1. Building a Strong Foundation for Lifelong Learning
By focusing on cultivating critical thinking skills, educators lay the groundwork for students to become lifelong learners who can adapt to the challenges of an ever-changing world. Rather than simply providing answers, teachers equip students with the tools to analyze, evaluate, and solve problems independently.
2. Fostering Resilience and Confidence
When students are encouraged to think critically and grapple with challenging problems, they develop resilience and confidence in their abilities. They learn to persevere in the face of difficulties, knowing that they have the skills and resources to overcome obstacles.

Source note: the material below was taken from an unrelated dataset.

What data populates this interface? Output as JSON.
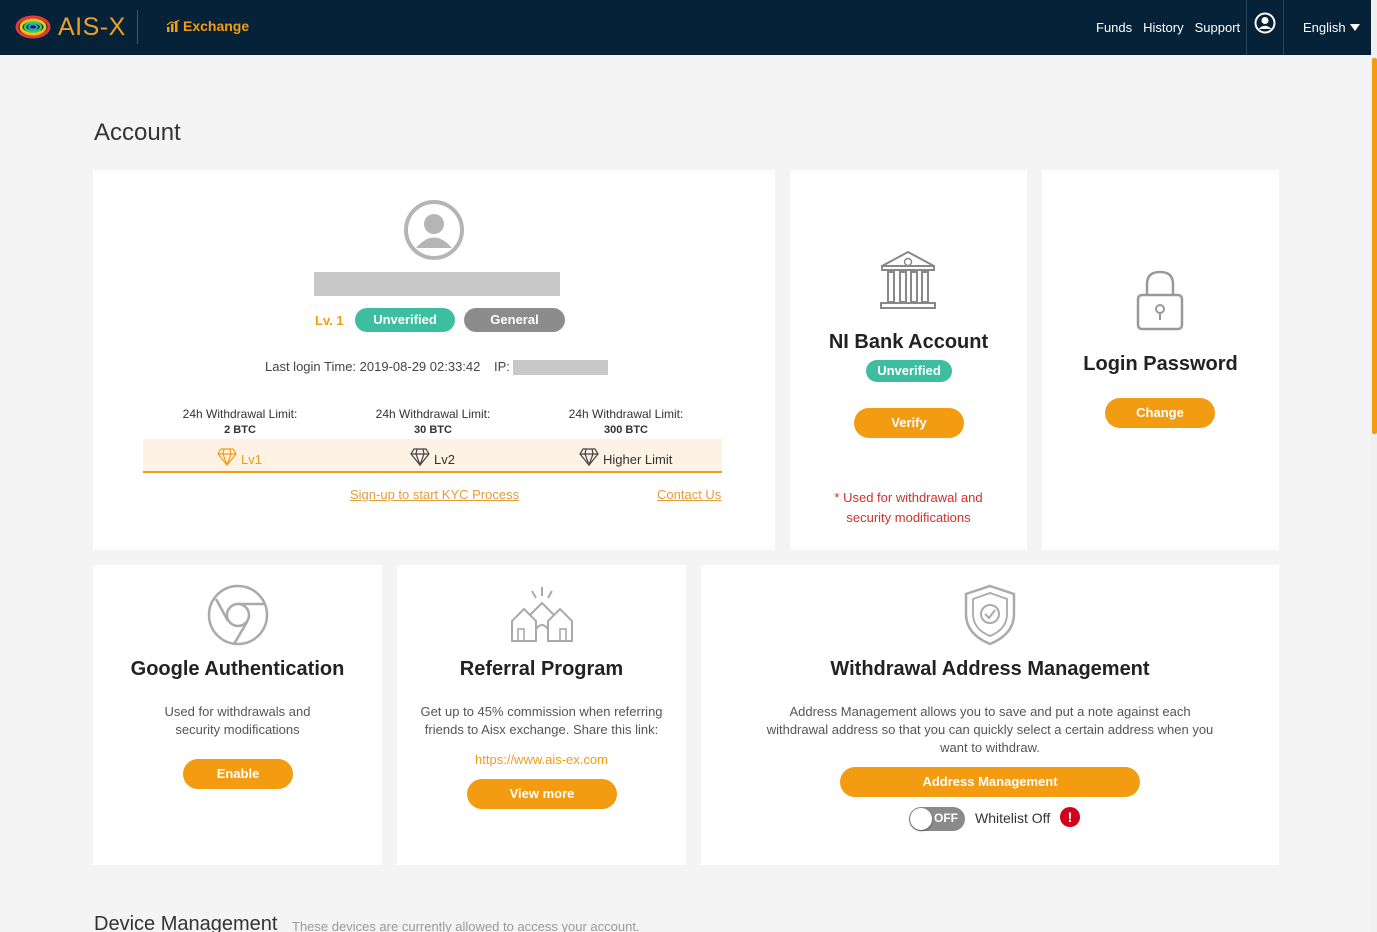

3. Encouraging Deep Conceptual Understanding
Critical thinking goes hand in hand with deep conceptual understanding. By engaging students in meaningful explorations of mathematical concepts, educators foster a profound understanding that transcends memorization and enables students to make connections across various domains of knowledge.
Strategies for Cultivating Critical Thinking
How can teachers shift their focus from structured strategies to nurturing critical thinking in their students? Here are a few practical approaches:
1. Inquiry-Based Learning
Embrace inquiry-based learning approaches that encourage curiosity, exploration, and discovery. Provide students with open-ended questions and real-world problems that invite them to investigate, analyze, and propose solutions.

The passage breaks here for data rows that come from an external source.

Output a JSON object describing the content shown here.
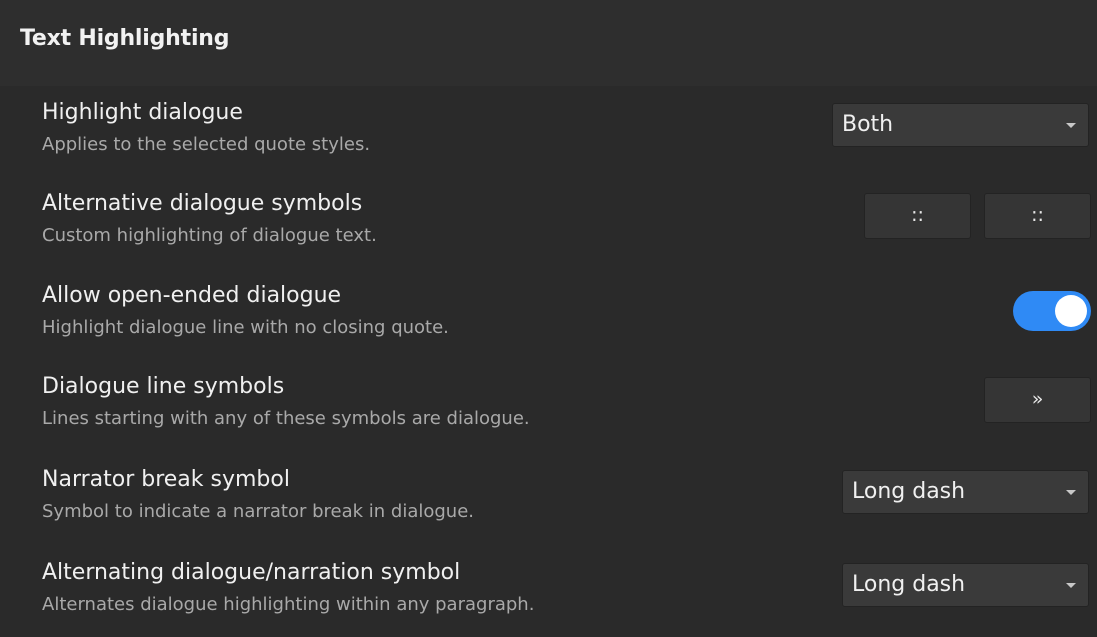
{
  "section": {
    "title": "Text Highlighting"
  },
  "settings": [
    {
      "title": "Highlight dialogue",
      "description": "Applies to the selected quote styles.",
      "control": "select",
      "value": "Both"
    },
    {
      "title": "Alternative dialogue symbols",
      "description": "Custom highlighting of dialogue text.",
      "control": "buttons",
      "buttons": [
        "::",
        "::"
      ]
    },
    {
      "title": "Allow open-ended dialogue",
      "description": "Highlight dialogue line with no closing quote.",
      "control": "toggle",
      "value": true
    },
    {
      "title": "Dialogue line symbols",
      "description": "Lines starting with any of these symbols are dialogue.",
      "control": "button",
      "buttons": [
        "»"
      ]
    },
    {
      "title": "Narrator break symbol",
      "description": "Symbol to indicate a narrator break in dialogue.",
      "control": "select",
      "value": "Long dash"
    },
    {
      "title": "Alternating dialogue/narration symbol",
      "description": "Alternates dialogue highlighting within any paragraph.",
      "control": "select",
      "value": "Long dash"
    }
  ],
  "colors": {
    "background": "#2a2a2a",
    "toggle_on": "#2f8af5",
    "title_text": "#f0f0f0",
    "description_text": "#a9a9a9"
  }
}
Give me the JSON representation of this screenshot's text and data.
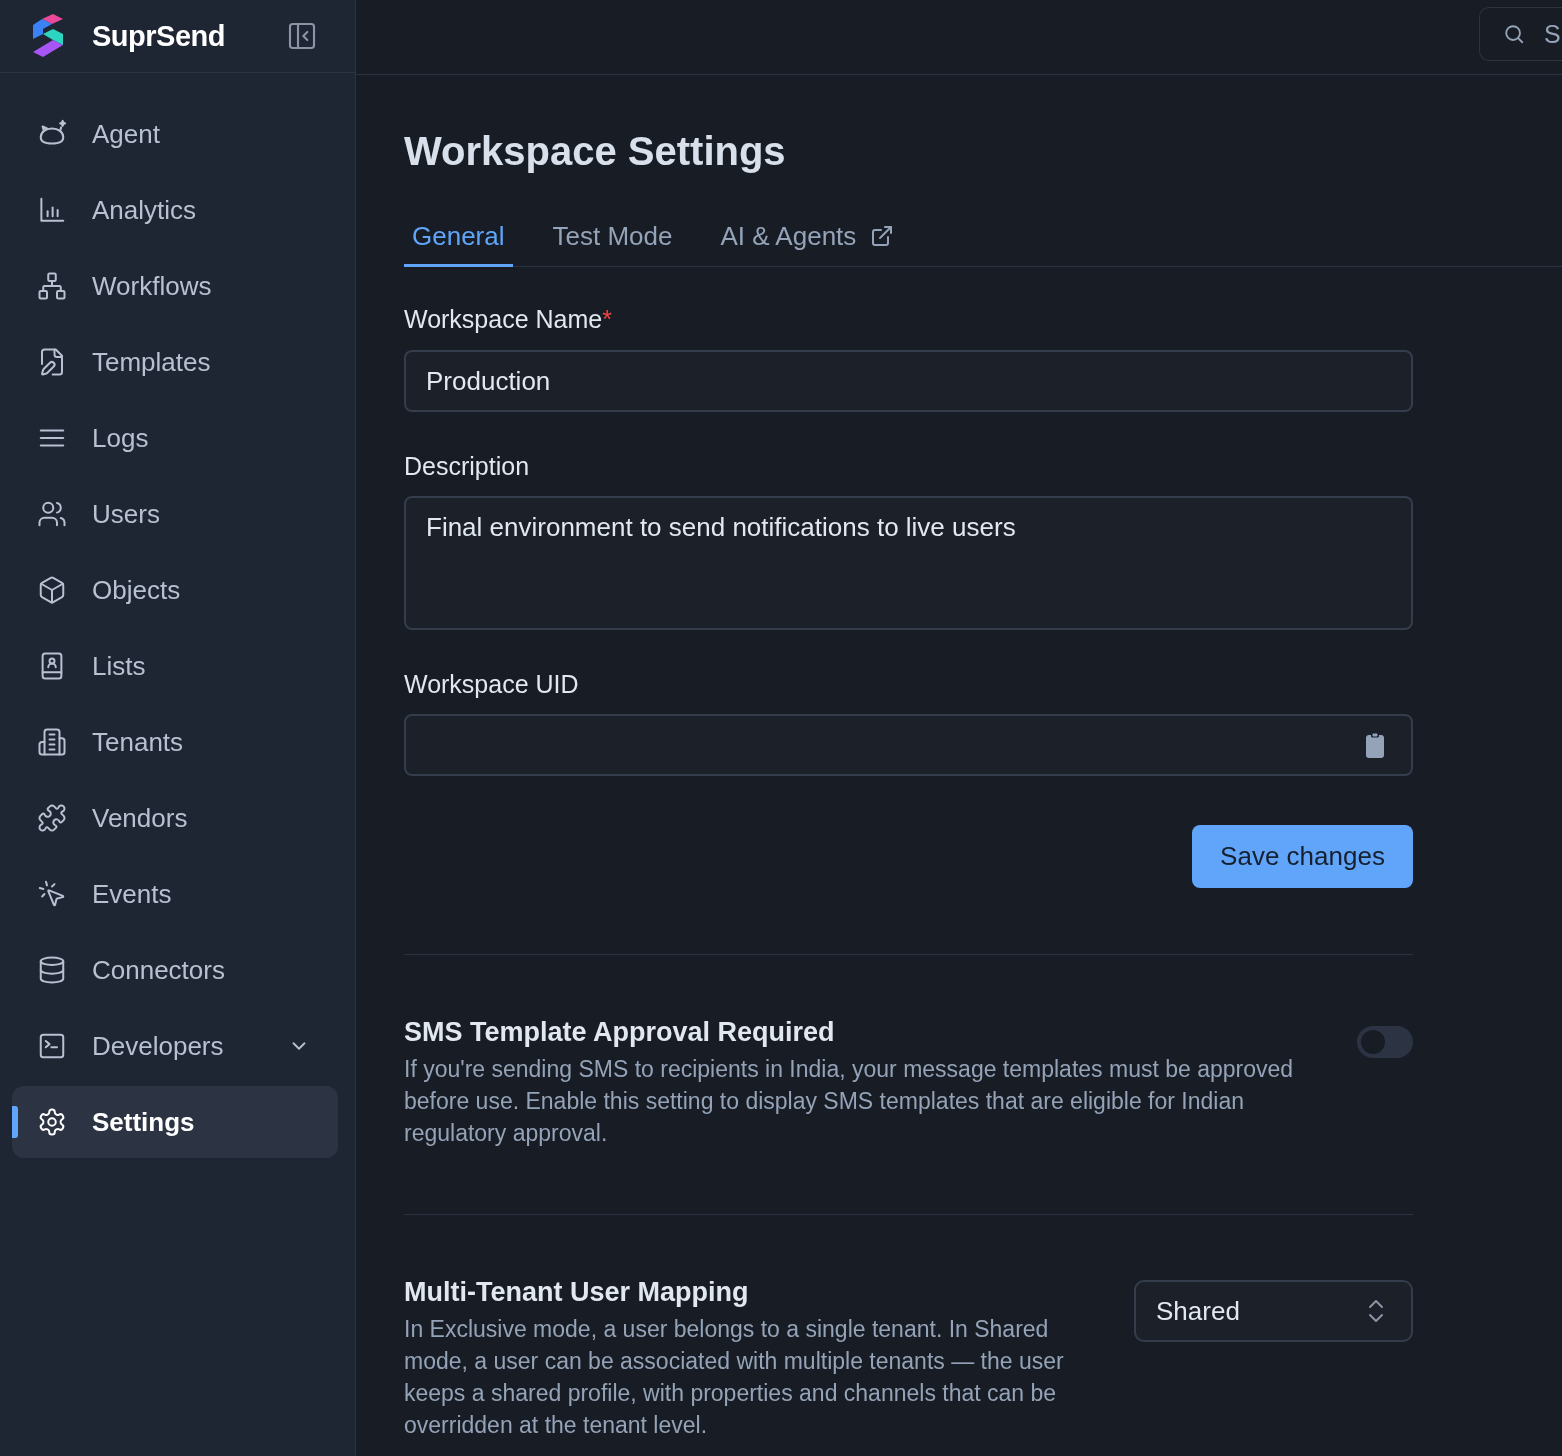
{
  "sidebar": {
    "brand": "SuprSend",
    "items": [
      {
        "label": "Agent",
        "selected": false,
        "expandable": false
      },
      {
        "label": "Analytics",
        "selected": false,
        "expandable": false
      },
      {
        "label": "Workflows",
        "selected": false,
        "expandable": false
      },
      {
        "label": "Templates",
        "selected": false,
        "expandable": false
      },
      {
        "label": "Logs",
        "selected": false,
        "expandable": false
      },
      {
        "label": "Users",
        "selected": false,
        "expandable": false
      },
      {
        "label": "Objects",
        "selected": false,
        "expandable": false
      },
      {
        "label": "Lists",
        "selected": false,
        "expandable": false
      },
      {
        "label": "Tenants",
        "selected": false,
        "expandable": false
      },
      {
        "label": "Vendors",
        "selected": false,
        "expandable": false
      },
      {
        "label": "Events",
        "selected": false,
        "expandable": false
      },
      {
        "label": "Connectors",
        "selected": false,
        "expandable": false
      },
      {
        "label": "Developers",
        "selected": false,
        "expandable": true
      },
      {
        "label": "Settings",
        "selected": true,
        "expandable": false
      }
    ]
  },
  "topbar": {
    "search": {
      "placeholder": "S"
    }
  },
  "page": {
    "title": "Workspace Settings",
    "tabs": [
      {
        "label": "General",
        "selected": true,
        "external": false
      },
      {
        "label": "Test Mode",
        "selected": false,
        "external": false
      },
      {
        "label": "AI & Agents",
        "selected": false,
        "external": true
      }
    ]
  },
  "form": {
    "fields": [
      {
        "kind": "input",
        "label": "Workspace Name",
        "required_mark": "*",
        "value": "Production"
      },
      {
        "kind": "textarea",
        "label": "Description",
        "value": "Final environment to send notifications to live users"
      },
      {
        "kind": "copy",
        "label": "Workspace UID"
      }
    ],
    "save_button": "Save changes"
  },
  "settings": [
    {
      "kind": "toggle",
      "title": "SMS Template Approval Required",
      "description": "If you're sending SMS to recipients in India, your message templates must be approved before use. Enable this setting to display SMS templates that are eligible for Indian regulatory approval.",
      "on": false
    },
    {
      "kind": "select",
      "title": "Multi-Tenant User Mapping",
      "description": "In Exclusive mode, a user belongs to a single tenant. In Shared mode, a user can be associated with multiple tenants — the user keeps a shared profile, with properties and channels that can be overridden at the tenant level.",
      "value": "Shared"
    }
  ]
}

2. Incorporate Reading Comprehension Strategies
Visualizing, retelling, making connections, and asking questions are established reading comprehension strategies that teachers of all grade levels can use to support students in making sense of the context of any type of word problem. Many students learn these strategies in language arts classes and can easily apply them to mathematics problem-solving as well (Gallagher, Ellis, & Weiland, 2021).
3. Promote Metacognition
Encourage metacognitive reflection by asking students to articulate their problem-solving processes and strategies. Prompt them to consider why certain approaches were successful or unsuccessful and how they might approach similar problems differently in the future. Encourage dialogue among peers and provide opportunities for students to write or draw to represent their thinking.
Conclusion
In moving toward developing critical thinking in mathematics education, teachers should move beyond the constraints of step-by-step problem-solving strategies like CUBES and keyword approaches. By prioritizing the development of critical thinking skills, educators empower students to become resilient, confident, and independent learners who are equipped to tackle the challenges of the 21st century and beyond. If you are seeking valuable insights and strategies to enhance your teaching practices in elementary and middle school mathematics, I highly recommend “Elementary and Middle School Mathematics: Teaching Developmentally” (Van de Walle, Karp, & Bay-Williams, 2022).
References
Gallagher, M. A., Ellis, L., & Weiland, T. (2021). Making Word Problems Meaningful. Mathematics Teacher: Learning and Teaching PK-12, 114(8), 580-590. National Governors Association. (2010). Common core state standards. Washington, DC.
Powell, S. R., & Fuchs, L. S. (2018). Effective word-problem instruction: Using schemas to facilitate mathematical reasoning. Teaching Exceptional Children, 51(1), 31–42.
Powell, S. R., Namkung, J. M., & Lin, X. (2022). An investigation of using keywords to solve word problems. The Elementary School Journal, 122(3), 452-4.
U.S. Department of Education. Institute of Education Sciences, National Center for Education Statistics, National Assessment of Educational Progress (NAEP), 2022 Mathematics Assessment.
Van de Walle, J. A., Karp, K. S., & Bay-Williams, J. M. (2022). Elementary and middle school mathematics: Teaching developmentally. Pearson. One Lake Street, Upper Saddle River, New Jersey.
Vardeh, M. (2020). Informing the Need for Critical Thinking in Mathematics. Unpublished manuscript. Department of Mathematics, California State University, Turlock, CA.